Gigantische storm Saturnus in detail waargenomen

Gigantische storm Saturnus in detail waargenomen
ESO’s Very Large Telescope (VLT) en de ruimtesonde Cassini hebben gedetailleerder dan ooit een zeldzame storm in de atmosfeer van de planeet Saturnus waargenomen. De resultaten van het internationale onderzoek verschijnen deze week in het tijdschrift Science.

De atmosfeer van Saturnus lijkt altijd kalm en rustig. Slechts eenmaal per Saturnus-jaar (ongeveer 30 aardse jaren), als het voorjaar wordt op het noordelijk halfrond van de reuzenplaneet, wordt het ver onder de wolken onrustig in de atmosfeer en ontstaat er een enorme verstoring.

De laatste grote storm is in december 2010 ontdekt door het instrument aan boord van NASA’s ruimtesonde Cassini dat radio- en plasmagolven onderzoekt. Hij is ook gezien door sterrenkunde-amateurs. Daarna is de storm bestudeerd door VISIR, de infraroodcamera van de VLT, en het CIRS-instrument op Cassini.

Het gaat om een van de zes gigantische stormen die sinds 1876 op de planeet hebben gewoed.

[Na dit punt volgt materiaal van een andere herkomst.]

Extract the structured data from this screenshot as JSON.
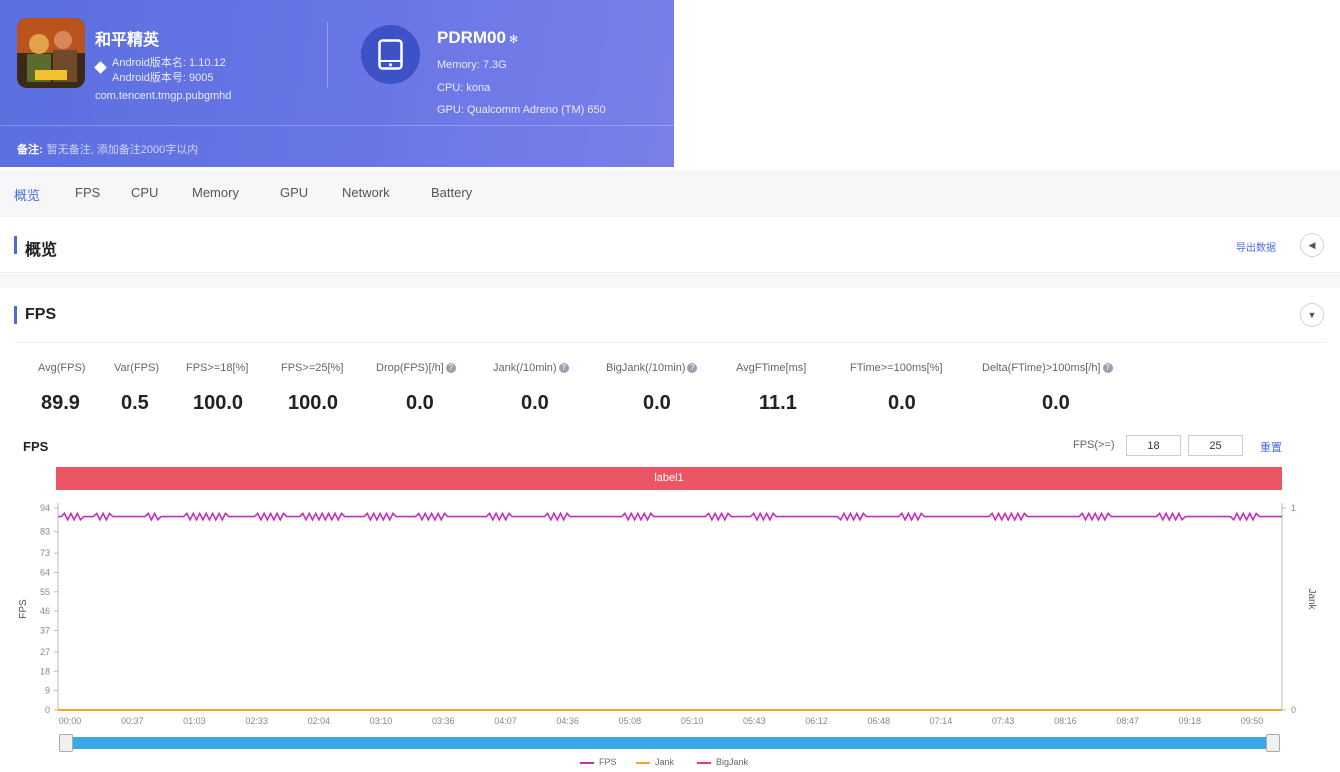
{
  "app": {
    "name": "和平精英",
    "version_line": "Android版本名: 1.10.12",
    "version_code_line": "Android版本号: 9005",
    "package": "com.tencent.tmgp.pubgmhd"
  },
  "device": {
    "name": "PDRM00",
    "memory": "Memory: 7.3G",
    "cpu": "CPU: kona",
    "gpu": "GPU: Qualcomm Adreno (TM) 650"
  },
  "note": {
    "label": "备注:",
    "text": "暂无备注, 添加备注2000字以内"
  },
  "tabs": [
    "概览",
    "FPS",
    "CPU",
    "Memory",
    "GPU",
    "Network",
    "Battery"
  ],
  "overview": {
    "title": "概览",
    "export_label": "导出数据",
    "collapse_icon": "triangle-left-icon"
  },
  "fps_section": {
    "title": "FPS",
    "toggle_icon": "triangle-down-icon"
  },
  "stats": [
    {
      "label": "Avg(FPS)",
      "value": "89.9",
      "info": false
    },
    {
      "label": "Var(FPS)",
      "value": "0.5",
      "info": false
    },
    {
      "label": "FPS>=18[%]",
      "value": "100.0",
      "info": false
    },
    {
      "label": "FPS>=25[%]",
      "value": "100.0",
      "info": false
    },
    {
      "label": "Drop(FPS)[/h]",
      "value": "0.0",
      "info": true
    },
    {
      "label": "Jank(/10min)",
      "value": "0.0",
      "info": true
    },
    {
      "label": "BigJank(/10min)",
      "value": "0.0",
      "info": true
    },
    {
      "label": "AvgFTime[ms]",
      "value": "11.1",
      "info": false
    },
    {
      "label": "FTime>=100ms[%]",
      "value": "0.0",
      "info": false
    },
    {
      "label": "Delta(FTime)>100ms[/h]",
      "value": "0.0",
      "info": true
    }
  ],
  "chart_controls": {
    "title": "FPS",
    "threshold_label": "FPS(>=)",
    "threshold_1": "18",
    "threshold_2": "25",
    "reset_label": "重置",
    "label_bar_text": "label1"
  },
  "colors": {
    "fps": "#c42fb8",
    "jank": "#f5a623",
    "bigjank": "#e0454f",
    "accent": "#4a6ce0",
    "label_bar": "#ec5564"
  },
  "chart_data": {
    "type": "line",
    "ylabel_left": "FPS",
    "ylabel_right": "Jank",
    "ylim_left": [
      0,
      94
    ],
    "yticks_left": [
      0,
      9,
      18,
      27,
      37,
      46,
      55,
      64,
      73,
      83,
      94
    ],
    "ylim_right": [
      0,
      1
    ],
    "yticks_right": [
      0,
      1
    ],
    "xticks": [
      "00:00",
      "00:37",
      "01:03",
      "02:33",
      "02:04",
      "03:10",
      "03:36",
      "04:07",
      "04:36",
      "05:08",
      "05:10",
      "05:43",
      "06:12",
      "06:48",
      "07:14",
      "07:43",
      "08:16",
      "08:47",
      "09:18",
      "09:50"
    ],
    "legend": [
      "FPS",
      "Jank",
      "BigJank"
    ],
    "series": [
      {
        "name": "FPS",
        "baseline": 90,
        "noise_bands": [
          [
            2,
            7
          ],
          [
            12,
            16
          ],
          [
            28,
            31
          ],
          [
            40,
            52
          ],
          [
            62,
            70
          ],
          [
            76,
            88
          ],
          [
            96,
            104
          ],
          [
            112,
            120
          ],
          [
            134,
            140
          ],
          [
            152,
            158
          ],
          [
            176,
            184
          ],
          [
            202,
            208
          ],
          [
            216,
            222
          ],
          [
            243,
            250
          ],
          [
            262,
            268
          ],
          [
            290,
            300
          ],
          [
            318,
            326
          ],
          [
            342,
            349
          ],
          [
            365,
            372
          ]
        ],
        "band_amplitude": 1.5
      },
      {
        "name": "Jank",
        "values_constant": 0
      },
      {
        "name": "BigJank",
        "values_constant": 0
      }
    ]
  }
}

Het is de eerste die is bestudeerd in het thermisch infrarood – waardoor de temperatuurvariaties in zo’n Saturnus-storm te zien zijn – en de eerste die ooit is waargenomen door een om de planeet cirkelend ruimtescheepje.

“De verstoring op het noordelijke halfrond van Saturnus heeft een gigantische, gewelddadige en complexe uitbarsting van helder wolkenmateriaal gecreëerd, dat zich om de hele planeet heen heeft verspreid”, legt eerste auteur Leigh Fletcher (University of Oxford, UK) uit. “Doordat de VLT en Cassini deze storm op hetzelfde moment hebben waargenomen, kunnen we de Cassini-observaties in de juiste context plaatsen. Eerdere onderzoeken maakten gebruik van gereflecteerd zonlicht, maar doordat we nu voor het eerst het infrarode licht hebben kunnen bestuderen, krijgen we zicht op de verborgen gebieden in de atmosfeer en kunnen we de substantiële veranderingen in temperatuur en winden meten, die hiermee gepaard gaan.”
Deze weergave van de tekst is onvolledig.